Former Orkla CEO, Åge Korsvold, received both praise and criticism over how he pushed through a major resturcturing of Orkla and lots of top management changes during less than two years. He's shown here at a meeting before Orkla also changed its corporate logo. PHOTO: Orkla ASA
Former Orkla CEO, Åge Korsvold, received both praise and criticism over how he pushed through a major resturcturing of Orkla and lots of top management changes during less than two years. He’s shown here at a meeting before Orkla also changed its corporate logo. PHOTO: Orkla ASA

Newspaper Dagens Næringsliv (DN), which has covered Orkla closely over the years, reported during the weekend that Korsvold’s management style also caused conflicts and that at a board meeting in December, he indicated that he didn’t have faith in the budgets presented by his own division leaders. That reportedly led to an uproar on Orkla’s board, from members who felt that a CEO’s main responsibility is to lead a team that works together, not undermine his or her subordinates.
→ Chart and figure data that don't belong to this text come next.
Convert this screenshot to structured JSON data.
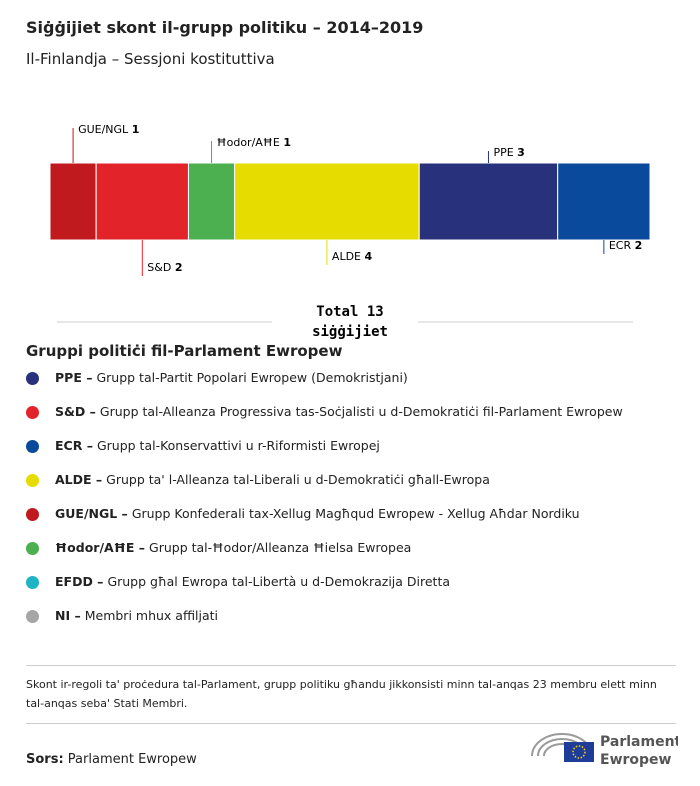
{
  "title": "Siġġijiet skont il-grupp politiku – 2014–2019",
  "subtitle": "Il-Finlandja – Sessjoni kostituttiva",
  "chart_data": {
    "type": "bar",
    "orientation": "horizontal",
    "stacked": true,
    "categories": [
      null
    ],
    "series": [
      {
        "name": "GUE/NGL",
        "color": "#c0191e",
        "values": [
          1
        ]
      },
      {
        "name": "S&D",
        "color": "#e3232a",
        "values": [
          2
        ]
      },
      {
        "name": "Ħodor/AĦE",
        "color": "#4caf50",
        "values": [
          1
        ]
      },
      {
        "name": "ALDE",
        "color": "#e6dc00",
        "values": [
          4
        ]
      },
      {
        "name": "PPE",
        "color": "#28317b",
        "values": [
          3
        ]
      },
      {
        "name": "ECR",
        "color": "#0a4a9c",
        "values": [
          2
        ]
      }
    ],
    "total_label": "Total",
    "total": 13,
    "total_unit": "siġġijiet"
  },
  "legend": {
    "title": "Gruppi politiċi fil-Parlament Ewropew",
    "items": [
      {
        "label": "PPE –",
        "description": "Grupp tal-Partit Popolari Ewropew (Demokristjani)",
        "color": "#28317b"
      },
      {
        "label": "S&D –",
        "description": "Grupp tal-Alleanza Progressiva tas-Soċjalisti u d-Demokratiċi fil-Parlament Ewropew",
        "color": "#e3232a"
      },
      {
        "label": "ECR –",
        "description": "Grupp tal-Konservattivi u r-Riformisti Ewropej",
        "color": "#0a4a9c"
      },
      {
        "label": "ALDE –",
        "description": "Grupp ta' l-Alleanza tal-Liberali u d-Demokratiċi għall-Ewropa",
        "color": "#e6dc00"
      },
      {
        "label": "GUE/NGL –",
        "description": "Grupp Konfederali tax-Xellug Magħqud Ewropew - Xellug Aħdar Nordiku",
        "color": "#c0191e"
      },
      {
        "label": "Ħodor/AĦE –",
        "description": "Grupp tal-Ħodor/Alleanza Ħielsa Ewropea",
        "color": "#4caf50"
      },
      {
        "label": "EFDD –",
        "description": "Grupp għal Ewropa tal-Libertà u d-Demokrazija Diretta",
        "color": "#1eb4c3"
      },
      {
        "label": "NI –",
        "description": "Membri mhux affiljati",
        "color": "#a6a6a6"
      }
    ]
  },
  "note": "Skont ir-regoli ta' proċedura tal-Parlament, grupp politiku għandu jikkonsisti minn tal-anqas 23 membru elett minn tal-anqas seba' Stati Membri.",
  "source": {
    "label": "Sors:",
    "text": "Parlament Ewropew"
  },
  "logo": {
    "line1": "Parlament",
    "line2": "Ewropew"
  }
}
DN reported that the board decided it was urgent to find a new CEO who could get Orkla’s employees to work with, not against, him or her. The board speeded up a process that began three months ago to find Korsvold’s successor.

‘Grandiosa’ not as grand
In that sense Orkla may have been subject to a “bad cop-, good cop-” situation, where Korsvold took on the unpleasant tasks and Ruzicka now is coming on board to smooth over the rough spots but make sure they ultimately bear fruit. Korsvold engineered not only the restructuring of Orkla away from heavier industry and towards brand marketing, but also fired several divisional heads and forced through some difficult integration of new Orka acquisitions like Rieber & Søn, the big Bergen-based foods company with such brands as Toro. Ruzicka himself praised Korsvold for carrying out major changes within Orkla during a short time period, but also confirmed that the huge changes have been very demanding internally.
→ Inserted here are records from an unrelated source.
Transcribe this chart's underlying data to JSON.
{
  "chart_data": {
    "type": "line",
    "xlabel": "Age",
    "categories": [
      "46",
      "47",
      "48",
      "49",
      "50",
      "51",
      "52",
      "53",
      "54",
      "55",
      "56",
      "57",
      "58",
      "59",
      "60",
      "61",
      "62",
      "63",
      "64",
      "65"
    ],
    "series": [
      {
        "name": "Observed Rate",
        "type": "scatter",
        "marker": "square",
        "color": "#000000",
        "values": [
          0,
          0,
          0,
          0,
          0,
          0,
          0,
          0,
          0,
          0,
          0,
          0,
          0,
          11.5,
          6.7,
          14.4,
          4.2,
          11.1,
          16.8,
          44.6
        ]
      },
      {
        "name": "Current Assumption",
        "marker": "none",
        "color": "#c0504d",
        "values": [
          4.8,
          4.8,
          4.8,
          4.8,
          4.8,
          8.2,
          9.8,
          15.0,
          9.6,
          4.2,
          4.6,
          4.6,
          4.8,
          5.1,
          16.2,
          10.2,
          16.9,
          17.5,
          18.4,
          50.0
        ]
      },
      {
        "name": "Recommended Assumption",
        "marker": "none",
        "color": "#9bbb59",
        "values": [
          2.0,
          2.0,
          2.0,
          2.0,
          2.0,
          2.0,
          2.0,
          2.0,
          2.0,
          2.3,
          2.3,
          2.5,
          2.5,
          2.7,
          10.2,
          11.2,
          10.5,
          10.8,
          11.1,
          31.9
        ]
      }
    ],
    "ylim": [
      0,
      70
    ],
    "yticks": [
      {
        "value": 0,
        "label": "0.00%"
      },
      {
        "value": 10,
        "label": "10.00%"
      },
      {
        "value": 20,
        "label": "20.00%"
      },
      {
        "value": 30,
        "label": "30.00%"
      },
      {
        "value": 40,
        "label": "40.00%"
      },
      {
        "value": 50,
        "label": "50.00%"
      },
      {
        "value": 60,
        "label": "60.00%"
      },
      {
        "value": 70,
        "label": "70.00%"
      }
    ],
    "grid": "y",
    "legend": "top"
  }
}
“There’s no doubt that a lot has happened at Orkla, not least structurally,” Ruzicka told DN. “That’s good, but now it’s right for us to calm down and spend time on our core operations and our customers.” That will likely involve some reassessment of new products that haven’t been popular, and developement of new strategies for coping with some fundamental changes in what Norwegians eat. Orkla has long specialized in processed foods, with its frozen “Pizza Grandiosa” among its most well-known brands. Norwegian consumers, though, now prefer far more fresh foods and even Grandiosa sales are under pressure. Orkla needs to meet new consumer demands.

Listening to collegues and customers
Ruzicka said he wanted to hear from top managers at meetings on Monday about what they think is most important for Orkla’s brands, which now range from Jordan toothbrushes to Lilleborg sundries, Nidar chocolates and Stabburet, Toro and Sætre food brands. The company, rooted in mining operations 350 years ago, also still owns aluminum company Sapa and industrial concern Borregaard.

The household brands production is now Orkla’s largest business, though, so the company needs to recover its customers in the grocery stores, especially in Norway. Hagen is confident he has the right man in place now, given Ruzicka’s retailing background and an ability “to listen” to others.

Ruzicka, who’s married with three children and lives in Asker, has promised he now will “gather the troops” and put emphasis on operations. “Now we will direct our attention on customers and consumers,” he told DN. “That’s the most important job ahead.”